Thursday, 25 October 2012

Baseboards

I've been feeling rather guilty for the last week for not having made progress on the baseboard. In my defence I've spent a lot of time thinking about building it but I've kept coming across little problems with my plans. Some are real, some turned out to be less of an issue than I first thought, and some still caught me off guard.

Also in my defence I give you Exhibit A: The baseboard.



Trust me you don't want to get any closer than that. I seem to have lost the knack of cutting a good clean edge.

It is made from 5mm thick foamboard - sometimes called Kappaboard but I actually used Gerstaecker's product which worked out to be the cheapest option I could find. A simple 5cm deep tray with diagonal bracing underneath assembled with a hot glue gum and the aid of FoamWerks L-clips to keep things sort of squarish. Sadly at 65cm in length the boards are not quite as wide as the full interior space of the Apa box. That means there is a 4mm gap at each side. If I had thought about this even for a minute the solution would be obvious; just use two sections of board rather than one with a joint in the middle. If I keep the layout as a self contained diorama it isn't an issue since the backdrop will sit in front ot the gap, but if I'm going to allow for connection to some sort of fiddle yard at one or both ends then I'm going to have to do something about it.

If I were to follow my own advice I would throw this version away and re-do it.

However, when did I ever follow my own advice?

The truth is it sort of helps sort out another problem I had because the gap makes it easier to remove the sub-base to work on it. Useful as I'm expecting to do the bulk of the work on it outside of the Apa carcass. My long term solution to the issue is tied in to the construction of the fiddle yards, which will also be designed to fit inside Apa boxes. That is, if I build the fiddle yards.
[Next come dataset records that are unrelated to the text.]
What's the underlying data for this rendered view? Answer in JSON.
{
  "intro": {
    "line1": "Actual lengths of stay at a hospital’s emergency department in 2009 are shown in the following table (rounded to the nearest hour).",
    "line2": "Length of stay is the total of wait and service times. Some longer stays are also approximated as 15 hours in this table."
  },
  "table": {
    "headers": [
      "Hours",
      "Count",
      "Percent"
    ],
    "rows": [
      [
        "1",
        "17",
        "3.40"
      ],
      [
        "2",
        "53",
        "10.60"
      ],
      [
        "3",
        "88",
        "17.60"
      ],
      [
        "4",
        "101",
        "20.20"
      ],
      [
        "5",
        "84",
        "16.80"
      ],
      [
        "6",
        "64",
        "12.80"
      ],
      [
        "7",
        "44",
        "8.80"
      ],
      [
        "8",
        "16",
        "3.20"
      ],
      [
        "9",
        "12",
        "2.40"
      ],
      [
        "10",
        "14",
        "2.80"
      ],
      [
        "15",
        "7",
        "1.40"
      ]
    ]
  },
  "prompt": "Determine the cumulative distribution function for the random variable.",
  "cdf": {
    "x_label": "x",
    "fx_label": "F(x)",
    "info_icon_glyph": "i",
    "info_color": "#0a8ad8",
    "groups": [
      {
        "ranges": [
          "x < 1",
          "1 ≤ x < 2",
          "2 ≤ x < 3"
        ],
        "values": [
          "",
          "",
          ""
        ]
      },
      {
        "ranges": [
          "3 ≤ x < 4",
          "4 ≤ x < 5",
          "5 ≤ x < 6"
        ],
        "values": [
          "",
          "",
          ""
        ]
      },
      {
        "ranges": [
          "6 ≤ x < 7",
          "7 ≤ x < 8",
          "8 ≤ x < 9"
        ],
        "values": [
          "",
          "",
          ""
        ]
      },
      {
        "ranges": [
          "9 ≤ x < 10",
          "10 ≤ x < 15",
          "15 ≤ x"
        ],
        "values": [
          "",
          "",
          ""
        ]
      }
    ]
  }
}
You might have noticed that the baseboard is deeper than the wooden stringer at the front of the box, and also that I've built in an overhanging lip. The lip will get reinforced and will be the key to fitting the baseboard in and out of the box. The depth is to allow for a point motor to fit. The Tillig point motor is quite shallow and might just have fitted if I'd made the board flush with the wooden bar, but I would rather give myself a little more space to work in.

I'm having second thoughts about the point motor anyway. My main reason for using it is a proof of concept to myself about using DCC operation  of turnouts, but in the interests of simplicity of both construction and operation I'm tempted to use a manual rod-operated  control built from a DPDT switch, with the rod exiting at the front of the board.

I'll leave you with a picture of some track and stock in place whilst I mess around with the final track layout. What did I say in my last post about not using the Model Rail Sentinel?